De kantonrechter oordeelt als volgt. Partijen hebben in de koopovereenkomst in artikel 15.1 onder d als ontbindende voorwaarde opgenomen dat [gedaagde] de koopovereenkomst vóór 28 februari 2021 schriftelijk kon ontbinden indien hij geen vergunning van de gemeente [gemeente] zou verkrijgen voor het hebben van een mantelzorgwoning. [gedaagde] heeft van deze mogelijkheid per e-mail van 7 januari 2021 gebruik gemaakt.
5.4.
[eiser] betwistte ter zitting niet dat [gedaagde] contact heeft gehad met de gemeente maar stelt dat [gedaagde] onvoldoende inspanning heeft verricht om toch de vereiste vergunning te verkrijgen. De kantonrechter volgt [eiser] hierin niet.

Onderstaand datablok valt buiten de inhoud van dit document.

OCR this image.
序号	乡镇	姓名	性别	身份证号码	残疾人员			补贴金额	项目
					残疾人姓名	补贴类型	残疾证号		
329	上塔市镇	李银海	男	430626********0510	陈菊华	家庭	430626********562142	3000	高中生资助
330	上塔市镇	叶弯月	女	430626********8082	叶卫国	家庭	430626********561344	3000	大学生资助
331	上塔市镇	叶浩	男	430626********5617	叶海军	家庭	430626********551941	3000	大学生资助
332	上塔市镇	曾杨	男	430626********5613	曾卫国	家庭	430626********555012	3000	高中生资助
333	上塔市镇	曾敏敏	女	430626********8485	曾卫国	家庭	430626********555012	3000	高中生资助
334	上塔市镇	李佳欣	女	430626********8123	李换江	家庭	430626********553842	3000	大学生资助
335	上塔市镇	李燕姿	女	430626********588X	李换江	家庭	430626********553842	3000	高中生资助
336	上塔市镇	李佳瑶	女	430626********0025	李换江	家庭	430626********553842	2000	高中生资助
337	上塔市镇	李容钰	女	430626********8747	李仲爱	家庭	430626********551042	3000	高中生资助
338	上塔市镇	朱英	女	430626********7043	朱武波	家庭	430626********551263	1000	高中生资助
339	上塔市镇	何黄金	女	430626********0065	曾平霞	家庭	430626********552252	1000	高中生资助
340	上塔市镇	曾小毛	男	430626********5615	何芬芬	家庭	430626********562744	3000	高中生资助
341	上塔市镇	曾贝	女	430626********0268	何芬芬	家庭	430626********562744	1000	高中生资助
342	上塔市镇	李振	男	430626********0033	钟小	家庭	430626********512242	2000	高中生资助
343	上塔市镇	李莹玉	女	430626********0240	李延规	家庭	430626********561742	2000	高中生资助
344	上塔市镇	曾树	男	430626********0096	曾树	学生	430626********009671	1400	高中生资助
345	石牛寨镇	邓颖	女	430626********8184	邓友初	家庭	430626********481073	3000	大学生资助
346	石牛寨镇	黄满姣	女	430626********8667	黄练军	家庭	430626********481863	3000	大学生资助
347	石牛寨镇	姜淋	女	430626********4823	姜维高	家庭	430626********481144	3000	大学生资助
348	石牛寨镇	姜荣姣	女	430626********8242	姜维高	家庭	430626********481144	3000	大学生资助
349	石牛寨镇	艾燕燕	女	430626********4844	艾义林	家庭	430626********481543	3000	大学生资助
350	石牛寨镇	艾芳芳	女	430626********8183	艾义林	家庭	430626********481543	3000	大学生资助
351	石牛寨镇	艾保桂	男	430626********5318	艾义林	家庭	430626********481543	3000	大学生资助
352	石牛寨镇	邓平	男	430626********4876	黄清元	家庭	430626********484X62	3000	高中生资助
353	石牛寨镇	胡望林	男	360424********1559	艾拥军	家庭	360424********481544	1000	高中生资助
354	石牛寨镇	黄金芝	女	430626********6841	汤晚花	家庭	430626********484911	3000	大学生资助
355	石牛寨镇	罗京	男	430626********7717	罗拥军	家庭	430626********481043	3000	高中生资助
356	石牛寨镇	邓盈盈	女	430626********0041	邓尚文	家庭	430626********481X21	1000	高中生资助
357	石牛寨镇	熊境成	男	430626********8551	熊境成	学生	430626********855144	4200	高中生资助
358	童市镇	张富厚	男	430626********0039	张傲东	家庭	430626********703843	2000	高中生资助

Niet valt in te zien dat [gedaagde] nog een vergunning zou moeten aanvragen nu al van tevoren vast stond dat hij niet aan de voorwaarden daarvoor voldeed. [eiser] verklaarde hierover ter zitting: “Hij had een doktersverklaring moeten overleggen maar zijn ouders waren nog te goed, dus dat lukte niet.” [gedaagde] heeft [eiser] hierna tijdig schriftelijk geïnformeerd dat hij om die reden van de koop af moest zien. De kantonrechter is van oordeel dat hiermee het beroep van [gedaagde] op de ontbindende voorwaarde slaagt. Dit betekent ook dat [gedaagde] geen boete verschuldigd is. De vordering van [eiser] zal dan ook worden afgewezen.
5.5.
De proceskosten [gedaagde] voor rekening van [eiser] , omdat hij ongelijk krijgt.

6.De beslissing

De kantonrechter:
6.1.
wijst de vordering af;
6.2.
veroordeelt [eiser] tot betaling van de proceskosten, die tot en met vandaag voor [gedaagde] worden vastgesteld op nihil.
Dit vonnis is gewezen door mr. M. Flipse en op bovengenoemde datum in het openbaar uitgesproken in aanwezigheid van de griffier.